Giving Compass' Take:

• As wildfires rage on, Dan Gearino, at Inside Climate News, discusses the implications of California's blackouts and the transition to clean energy.

• How can we innovate new clean energy solutions to prevent future blackouts? What can you do to support those in the midst of California's blackouts? What can you do to support alternative solutions to wildfires?

• Read more about the effects of California's blackouts from previous summers.

Almost as soon as the first blackouts began in California on Friday, the questions and commentary began about what this might—or might not—mean for the country's transition to clean energy.

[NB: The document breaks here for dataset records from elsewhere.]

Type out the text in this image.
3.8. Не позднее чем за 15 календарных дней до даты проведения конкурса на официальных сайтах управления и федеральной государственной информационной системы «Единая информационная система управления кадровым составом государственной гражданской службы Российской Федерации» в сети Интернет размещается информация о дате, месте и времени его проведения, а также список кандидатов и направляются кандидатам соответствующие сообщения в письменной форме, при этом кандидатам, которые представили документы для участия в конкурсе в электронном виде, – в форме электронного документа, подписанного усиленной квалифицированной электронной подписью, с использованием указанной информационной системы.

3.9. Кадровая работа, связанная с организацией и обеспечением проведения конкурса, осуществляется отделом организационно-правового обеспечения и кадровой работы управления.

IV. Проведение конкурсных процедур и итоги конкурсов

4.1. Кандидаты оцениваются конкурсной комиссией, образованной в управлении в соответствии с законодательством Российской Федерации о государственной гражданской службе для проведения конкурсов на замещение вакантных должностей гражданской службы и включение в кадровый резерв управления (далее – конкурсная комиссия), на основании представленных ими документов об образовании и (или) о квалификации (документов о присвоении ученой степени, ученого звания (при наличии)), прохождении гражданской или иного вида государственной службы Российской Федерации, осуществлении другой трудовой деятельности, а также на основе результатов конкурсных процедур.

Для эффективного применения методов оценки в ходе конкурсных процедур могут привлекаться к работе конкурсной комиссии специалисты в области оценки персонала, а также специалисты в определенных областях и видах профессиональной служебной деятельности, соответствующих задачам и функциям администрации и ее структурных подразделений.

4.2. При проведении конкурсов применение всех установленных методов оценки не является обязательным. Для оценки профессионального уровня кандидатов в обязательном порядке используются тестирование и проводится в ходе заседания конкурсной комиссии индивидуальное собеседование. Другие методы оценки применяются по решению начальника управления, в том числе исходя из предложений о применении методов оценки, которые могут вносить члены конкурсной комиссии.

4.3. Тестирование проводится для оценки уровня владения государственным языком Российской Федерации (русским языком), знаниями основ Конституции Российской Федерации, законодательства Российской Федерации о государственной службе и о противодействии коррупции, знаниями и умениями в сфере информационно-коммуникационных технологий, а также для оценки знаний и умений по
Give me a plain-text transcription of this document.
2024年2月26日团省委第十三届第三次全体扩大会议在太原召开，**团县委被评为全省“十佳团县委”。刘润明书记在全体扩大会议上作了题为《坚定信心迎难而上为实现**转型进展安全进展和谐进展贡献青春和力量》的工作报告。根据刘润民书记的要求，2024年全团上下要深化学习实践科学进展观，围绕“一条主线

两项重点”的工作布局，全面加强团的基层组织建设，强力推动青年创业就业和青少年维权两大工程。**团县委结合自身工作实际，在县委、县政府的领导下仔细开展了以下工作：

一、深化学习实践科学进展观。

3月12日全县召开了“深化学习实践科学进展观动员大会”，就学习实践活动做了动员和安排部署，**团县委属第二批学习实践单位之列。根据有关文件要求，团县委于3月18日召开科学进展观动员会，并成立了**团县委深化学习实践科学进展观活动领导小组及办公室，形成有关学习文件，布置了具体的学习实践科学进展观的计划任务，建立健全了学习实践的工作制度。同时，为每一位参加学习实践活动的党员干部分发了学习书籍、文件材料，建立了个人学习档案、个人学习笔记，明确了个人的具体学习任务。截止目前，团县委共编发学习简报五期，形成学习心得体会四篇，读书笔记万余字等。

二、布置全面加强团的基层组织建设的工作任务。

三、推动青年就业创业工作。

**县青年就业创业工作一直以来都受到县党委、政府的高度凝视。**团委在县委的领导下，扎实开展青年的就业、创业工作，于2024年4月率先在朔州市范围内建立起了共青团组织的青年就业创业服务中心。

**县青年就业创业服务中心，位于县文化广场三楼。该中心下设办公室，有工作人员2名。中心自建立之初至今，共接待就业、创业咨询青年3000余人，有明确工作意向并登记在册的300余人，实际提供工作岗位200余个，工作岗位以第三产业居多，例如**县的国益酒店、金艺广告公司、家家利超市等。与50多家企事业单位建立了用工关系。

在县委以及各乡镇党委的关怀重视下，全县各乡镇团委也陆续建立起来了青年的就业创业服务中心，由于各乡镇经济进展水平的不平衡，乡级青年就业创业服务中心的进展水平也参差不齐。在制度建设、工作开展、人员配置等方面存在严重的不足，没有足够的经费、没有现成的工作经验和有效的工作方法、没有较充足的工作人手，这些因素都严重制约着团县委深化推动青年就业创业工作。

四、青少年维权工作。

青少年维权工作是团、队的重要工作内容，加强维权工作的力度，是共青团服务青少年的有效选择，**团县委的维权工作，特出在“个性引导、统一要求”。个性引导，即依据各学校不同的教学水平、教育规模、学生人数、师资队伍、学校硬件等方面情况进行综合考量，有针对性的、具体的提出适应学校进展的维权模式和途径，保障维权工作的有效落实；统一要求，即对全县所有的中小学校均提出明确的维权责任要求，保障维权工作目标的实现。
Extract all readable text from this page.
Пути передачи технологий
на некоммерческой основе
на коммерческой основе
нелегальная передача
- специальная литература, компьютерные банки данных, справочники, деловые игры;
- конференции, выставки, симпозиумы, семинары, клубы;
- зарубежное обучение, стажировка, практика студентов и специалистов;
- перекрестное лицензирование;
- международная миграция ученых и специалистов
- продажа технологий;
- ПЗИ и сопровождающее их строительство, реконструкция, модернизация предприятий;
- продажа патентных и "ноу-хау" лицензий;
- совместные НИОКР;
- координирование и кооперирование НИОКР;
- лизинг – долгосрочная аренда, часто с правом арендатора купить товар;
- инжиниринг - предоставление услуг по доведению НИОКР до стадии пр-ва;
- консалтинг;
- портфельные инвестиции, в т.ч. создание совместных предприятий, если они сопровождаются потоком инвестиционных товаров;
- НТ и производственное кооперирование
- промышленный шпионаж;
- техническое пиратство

Predictably, some said the blackouts showed the importance of natural gas in maintaining a stable grid, while renewable energy advocates contended the power outages had more to do with poor planning by state officials than any shortcomings of wind and solar power.

But this debate is short-sighted. There's no doubt that the electricity system and the entire economy must drastically cut emissions to deal with climate change.

The reality is that grid operators and policymakers already are aware of the tools they need to operate a clean and reliable grid. California is ramping up construction of battery storage systems that can charge during the day and then provide electricity to the grid in the evening when solar power is fading. The state also has an untapped resource in offshore wind, which would provide electricity in many of the hours when solar is not active.

The problem is that it will take years to build enough storage and probably a decade or more to build offshore wind.

So I'm going to focus on a solution that's available right now: "demand response," a catch-all term for technologies and policies that unobtrusively reduce customers' electricity use during times of crisis so that the system remains stable.

Demand response can be as simple as utilities issuing public messages encouraging customers to adjust their thermostats to reduce electricity use.

If entire neighborhoods signed up to participate in demand response programs, grid operators would have more flexibility to make small adjustments, ensuring the grid remains stable.